Different types of data used in AI development


Data plays a big role in the development of artificial intelligence (AI), and one key responsibility of developers involves looking closely at the types of data they are going to use.

There are various types of data used for AI development, and specific criteria are used to assess their quality. Both types and characteristics of the data will influence how it is/can be used in AI development and what actions need to be taken to ensure that data is fit for the development of a specific AI technology.

Complex algorithmic and AI systems must process vast amounts of data, which is hugely varied in form. This post will set out the main types of data available and the states they appear in, and how the specific requirements of AI can play a role in the demand for certain types of data.

Before looking at the types of data used in AI development, it is worth considering the states in which data can be found. In general, data is found in two forms: structured and unstructured.

Structured data is organized datasets incorporated into a structured data model. It perfectly fits into a pre-defined structure. Structured data models can exist in many forms, from simple 2D spreadsheet arrays to more complex relational databases or knowledge graphs.

What is considered “big data” today is unstructured data, which is not organized according to any pre-existing data model. Unstructured data is unprocessed and is often generated by machine-led systems where the purpose of the data is not to answer a specific question. This includes social media posts, surveillance camera footage, or satellite imagery. Unstructured data can have its own internal structure, but the relationships between the data elements are often undefined.

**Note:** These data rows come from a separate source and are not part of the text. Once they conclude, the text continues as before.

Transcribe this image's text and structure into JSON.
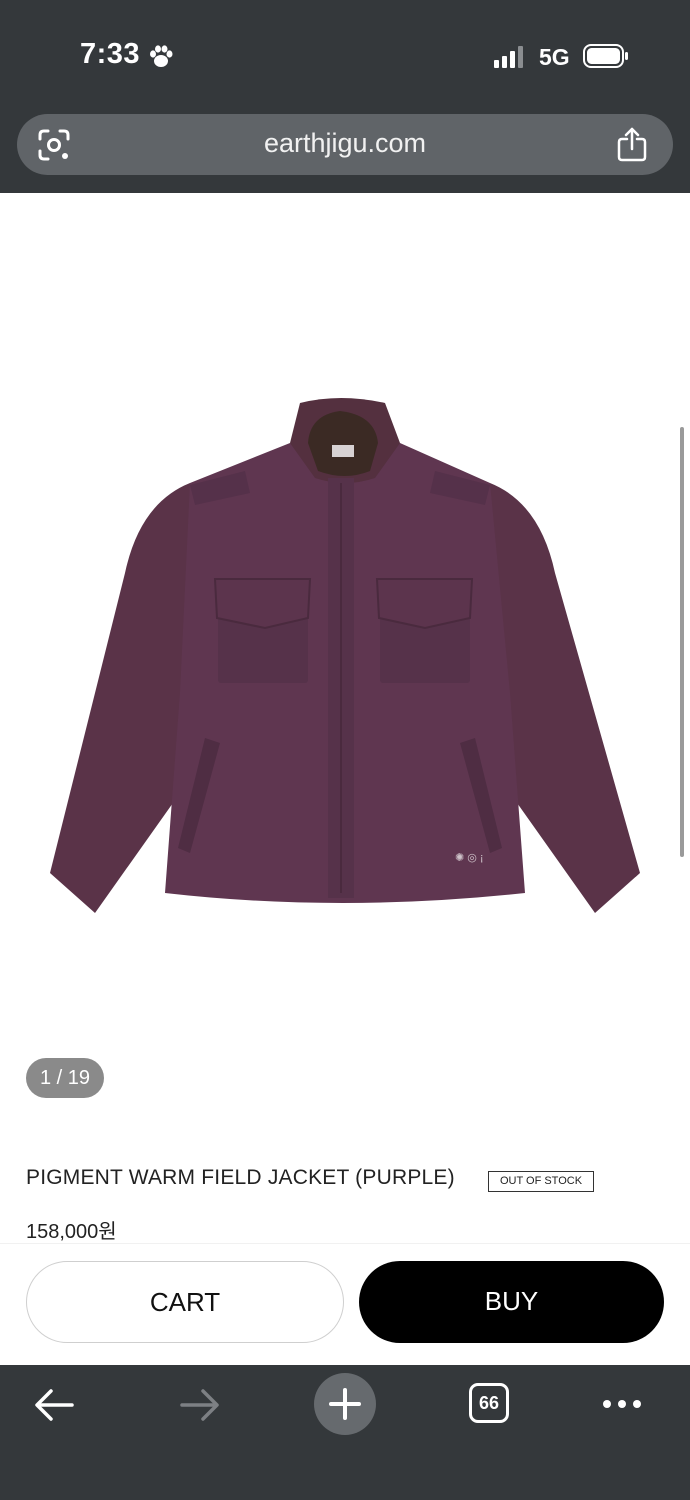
{
  "status_bar": {
    "time": "7:33",
    "network": "5G"
  },
  "browser": {
    "url": "earthjigu.com"
  },
  "product": {
    "image_counter": "1 / 19",
    "title": "PIGMENT WARM FIELD JACKET (PURPLE)",
    "badge": "OUT OF STOCK",
    "price": "158,000원",
    "jacket_color": "#5a3348"
  },
  "actions": {
    "cart_label": "CART",
    "buy_label": "BUY"
  },
  "toolbar": {
    "tab_count": "66"
  }
}
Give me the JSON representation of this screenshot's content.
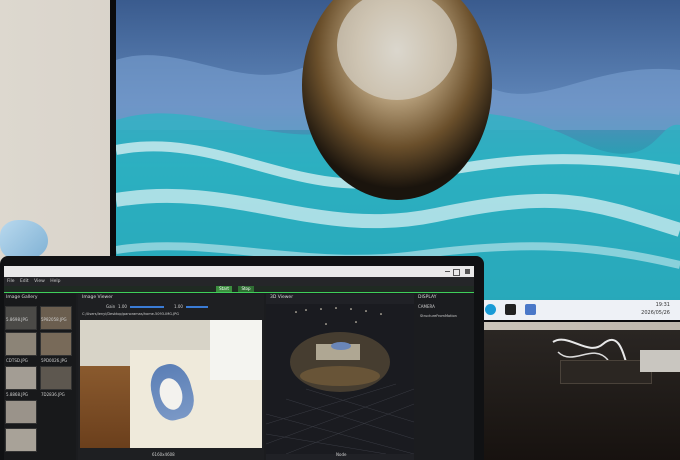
{
  "laptop": {
    "menu": [
      "File",
      "Edit",
      "View",
      "Help"
    ],
    "toolbar": {
      "start": "Start",
      "stop": "Stop"
    },
    "gallery": {
      "title": "Image Gallery",
      "files": [
        "5.8698.JPG",
        "5P82058.JPG",
        "CDTSD.JPG",
        "5PD0026.JPG",
        "5.8868.JPG",
        "7D2836.JPG"
      ]
    },
    "image_viewer": {
      "title": "Image Viewer",
      "gain_label": "Gain",
      "gain_value": "1.00",
      "gamma_value": "1.00",
      "path": "C:/Users/lenyi/Desktop/panoramas/home-5093-IMG.JPG",
      "resolution": "6160x4608"
    },
    "viewer3d": {
      "title": "3D Viewer",
      "footer": "Node"
    },
    "display_panel": {
      "title": "DISPLAY",
      "camera": "CAMERA",
      "item": "StructureFromMotion"
    }
  },
  "tv": {
    "time": "19:31",
    "date": "2026/05/26"
  }
}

Types of data used in AI development

Provided data

Provided data refers to information provided by individuals, specifically those aware that they are actively providing data about themselves. The provision of this can be voluntary (for example, social media posts, financial transactions, personal emails, etc.) Or individuals can be compelled to give their data (for example, registration forms for governmental organizations, health records, job applications, etc.). Individuals will be aware that their data is intended for specific purposes, with consent often required by data controllers. This type of data is more often found in a structured form, with labeled data elements. Access to this type of data by AI developers has its limitations. The access to personal data is generally restrictive due to the high degree of identifiability of personal data and the risks.

Observed data

Observed data consists of information gathered by observing actors or natural/technical phenomena in natural or research environments. This type of data is generated/collected to use the sample observations to make general predictions or analyses of a wider population. The degree to which people are aware that their data is being collected may vary.

In certain activities, such as internet browsing or location activation on mobile devices, individuals may be aware that their behaviors are recorded. In other instances, individuals are less aware that their behavior is being observed and recorded digitally. This includes CCTV footage used for facial recognition or readings from sensor devices (movement sensors, light sensors, etc.). When involving data related to human actors, specific legal and ethical issues must be considered, especially in connection with consent. Depending on the context, observed data can be structured and unstructured.

Derived data

Derived data is obtained by processing data being published or made available from any of the above sources. The types of processing or transformations include subsetting, changing structure, analyzing, mining, or creating statistical or algorithmic models. This type of data can also potentially increase the ethical risks of using and misusing personal data and the applications beyond its intended original use.

Inferred data

Inferred data is generated by applying statistical or computational procedures to produce data for predictive purposes, such as credit scores, the likelihood of developing diseases, or creating targeted advertising. Though closely related to derived data, inferred data is more probabilistic in nature. It is more concerned with posthoc pattern detection and categorization. Since some type of processing or analysis is performed on the original dataset to produce inferred data, individuals lose control over how their personal data is used.

Reference data

Reference data is used to give structure or categorize other data or datasets or provide context for other data, such as opening and closing prices in financial markets or aggregated census records. Reference data can be either static or dynamic and is by definition highly structured in form and requires low levels of pre-processing to be incorporated into any procedures requiring data manipulation. Its value to AI development is in its combination with other data types or in providing cross-domain mappings for homogenous datasets, i.e., Facilitating the combination of one or more other datasets.

A sub-category of reference data is metadata, which is essential information that provides the context for a given dataset. This includes information on provenance, data integrity tests, data formats, file size, etc. Metadata is essential for the discoverability of datasets that can potentially be used in AI development.

Synthetic data

Synthetic data is artificially generated. It is not based on findings or observations based on real-world phenomena but on models and simulations of phenomena. It is often produced by an AI or algorithmic system and other methods, such as statistical or data modeling. This artificial dataset contains no identifiable information mapped to real individuals and is considered a safe approach for sharing sensitive data since it does not carry privacy risks.